Trauma


„Trauma-adaptierte“ Suchttherapie im Haus Kraichtalblick

Sucht als Bewältigungsversuch:      „Mit Alkohol konnte ich vergessen…“

 

Gewalterfahrungen in der Kindheit gelten als wichtigster Risikofaktor für die spätere Entwicklung einer Abhängigkeit von Alkohol, Medikamenten oder illegalen Drogen.

Viele unserer Patientinnen haben in der Vergangenheit seelische, körperliche und/oder sexuelle Gewalt erlebt. Die Folgen früher und anhaltender Traumatisierungen zeigen sich häufig in psychosomatischen Folgestörungen, vor allem Posttraumatischer Belastungsstörung (PTSB), Borderline-Persönlichkeitsstörungen, Depressionen, Angst- und Essstörungen.

 

Der Einsatz von Suchtmitteln wie Alkohol, Medikamente und illegalen Drogen, aber auch das Pathologische Spielen sind als Versuch der Selbstmedikation und Selbstheilung zu verstehen: die Betroffenen setzen Suchtmittel ein, um die quälenden Symptome der Traumatisierung zu betäuben und zu bewältigen. Dieser Versuch ist jedoch dysfunktional, da der Konsum von Suchmitteln die negativen Empfindungen wie Schuld- und Schamgefühle, Hoffnungslosigkeit, Wut und (Auto-) Aggression nur kurzfristig betäubt, langfristig aber verstärkt. Der innerpsychische Teufelskreis aus aversiven Gefühlen und dem dringenden Wunsch, diese durch den Konsum von Suchtmitteln zu betäuben wird so immer weiter angetrieben. Daher ist es wichtig, von Anfang an beide Problemfelder therapeutisch zu bearbeiten.

 

 

Die integrierte Behandlung von Sucht und Trauma ist notwendig:

„Ohne Alkohol halte ich den Schmerz  nicht aus“

 

Der beschriebene Teufelskreis aus Traumatisierung und Suchtentwicklung macht eine parallele Behandlung beider Problematiken erforderlich.

Bezüglich der Suchterkrankung stehen folgende Therapieziele im Vordergrund: Krankheitseinsicht und Abstinenzmotivation, Funktionalität des Suchtmittels verstehen und alternative Lösungsstrategien entwickeln, Abstinenzkompetenz und Rückfallprävention.

Hinsichtlich der Traumafolgen geht es vor allem um die psychische Stabilisierung und Ressourcenaktivierung der Patientinnen.
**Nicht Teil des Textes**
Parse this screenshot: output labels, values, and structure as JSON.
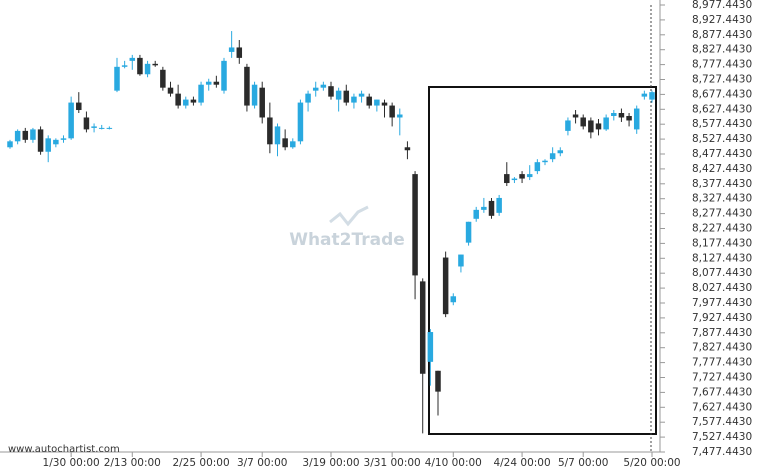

Der schützende und wertschätzende Rahmen unserer Frauenklinik und die fachlich qualifizierte therapeutische Begleitung ermöglichen die Entwicklung suchtmittelfreier Lösungen zur Linderung und Bewältigung der als überaus quälend empfundenen Symptome.

 

 

 

 

Häufige Symptome (komplexer) Traumatisierung

 

 

Übererregung:           „Entspannen, das geht gar nicht …“

 

Traumatisierte Menschen leiden meist unter chronischem Stresserleben. Sie sind in ständiger „Hab-Acht-Stellung“, regen sich sehr schnell auch über sogenannte Kleinigkeiten auf (die „Mücke an der Wand“) und haben große Schwierigkeiten sich wieder zu beruhigen. Auch gravierende Schlafstörungen und eine erhöhte Schreckhaftigkeit sind verbreitet. Vereinfacht könnte man sagen, dass das (psychische und physische) Alarmsystem traumatisierter Menschen in Dauerbereitschaft ist, wodurch aber die für jeden lebenden Organismus notwendige Erholung und Regeneration verhindert wird. Diese Patientinnen erleben chronischen (posttraumatischen) Stress und haben dadurch das Gefühl, ständig in Gefahr und niemals in Sicherheit zu sein.

 

Die Verbesserung des subjektiven Gefühls von Sicherheit ist für die Behandlung zentral.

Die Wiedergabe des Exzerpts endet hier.